Notes From Underground is a psychological study by Dostoevsky of the bleaker side of human nature (I think – I really have no firm idea). The narrator – he is never named – is reflecting on his life as a minor bureaucrat in the service of the Tsar in 1840’s Russia. He is a mendacious individual: mean-spirited, angry, trying to delve into his character yet undercutting his own ruminations. The first half of the book is ruminations on his life and the nature of things; the second half – “On The Wetness of Snow” – relates an incident that had happened to him 20 years ago at a dinner, which – rather awkwardly given the circumstances of the meeting – involved him going to a brothel.
I can barely imagine discussing this with anyone, let alone with an attractive woman in her 40’s whom I have met a handful of times previous. And yes, I can hear you laughing from here.
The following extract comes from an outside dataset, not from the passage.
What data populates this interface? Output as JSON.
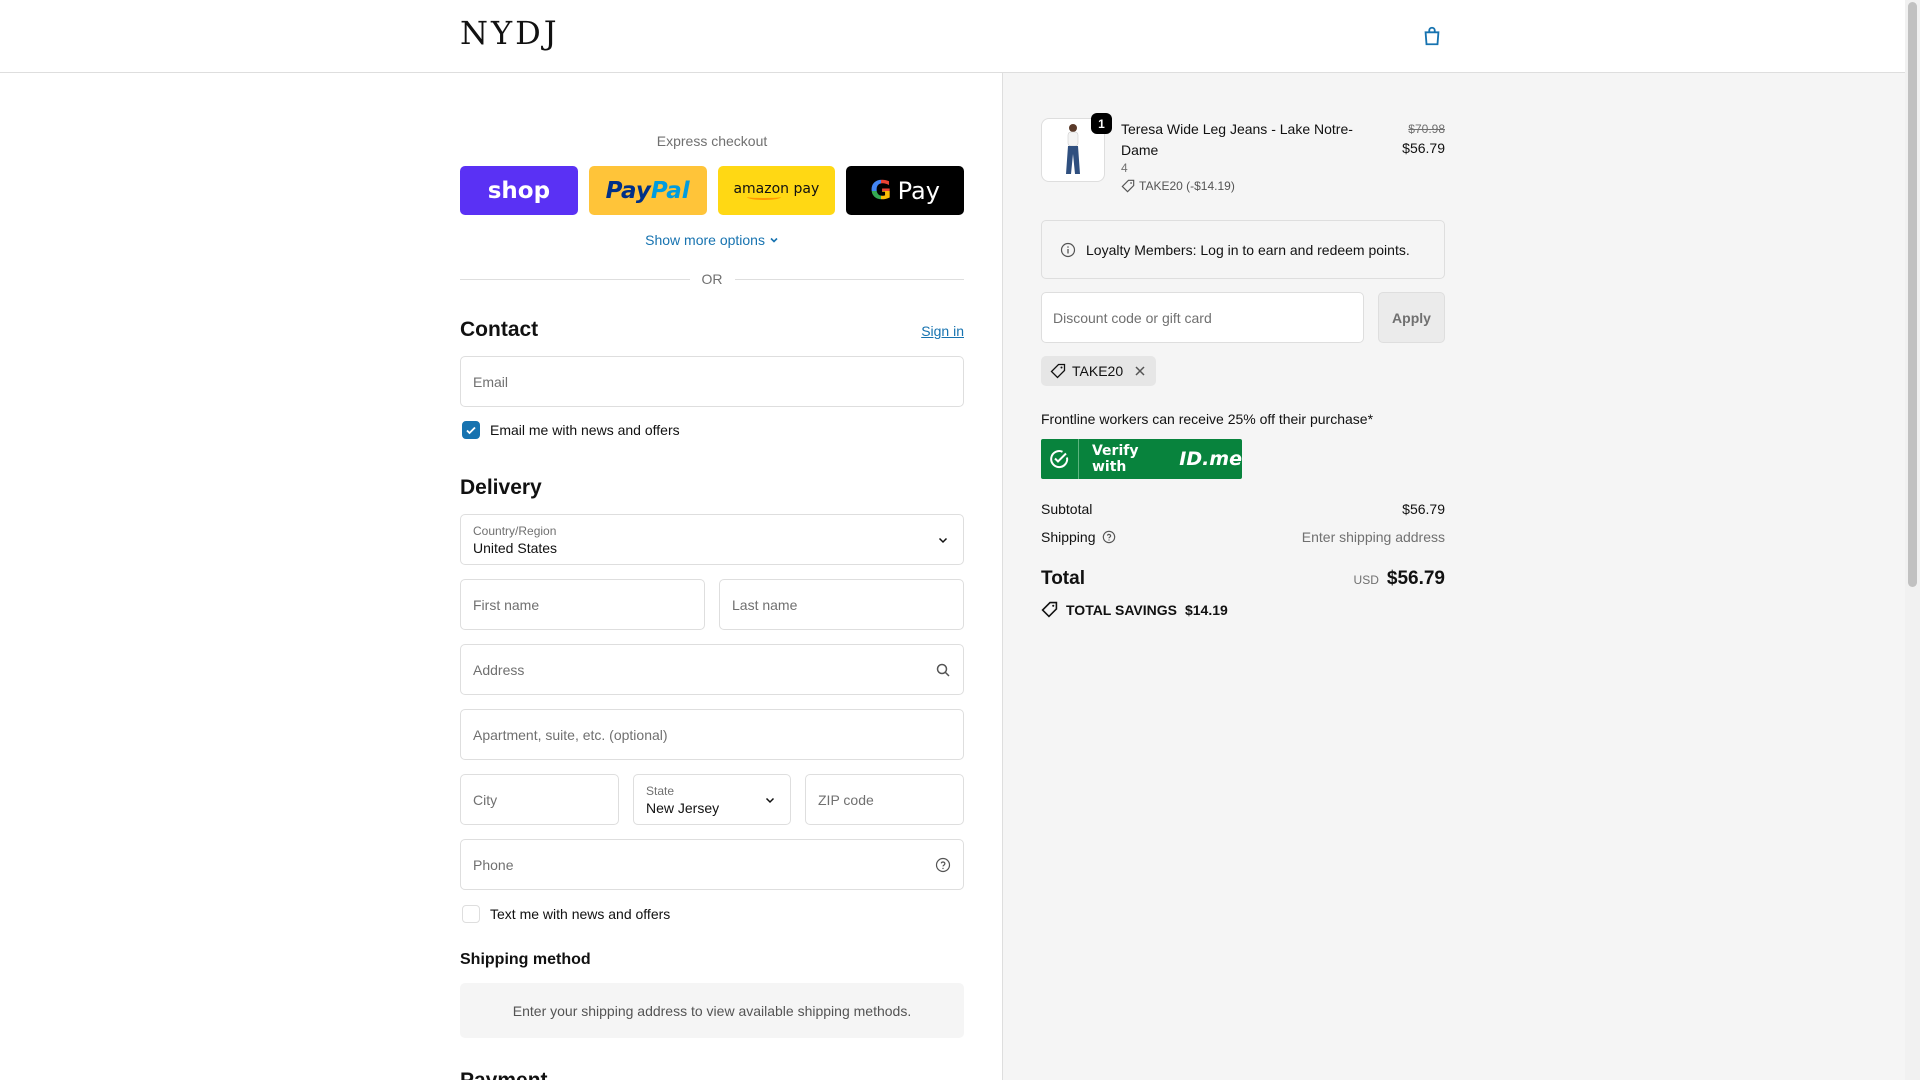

She, apparently had read the book previously and as it turns out, was looking forward as much to my reaction and attempts to discuss the book as she was to the actual discussion. Apparently I filled both dance cards: my comments were rated as “insightful” and my attempted discussion on the nature of why a man might want to go to a brothel was rated as “humorous, and perhaps “slightly honest”.
We have agreed that our next session will be something from Tolstoy’s short stories, which are less...”controversial”… and perhaps more in line with a male/female discussion.
I hope. I am reviewing my Tolstoy short stories now to find one that I am sure meets the criteria.
Even now, Lucilius, life continues to surprise me. Which I count as a good thing.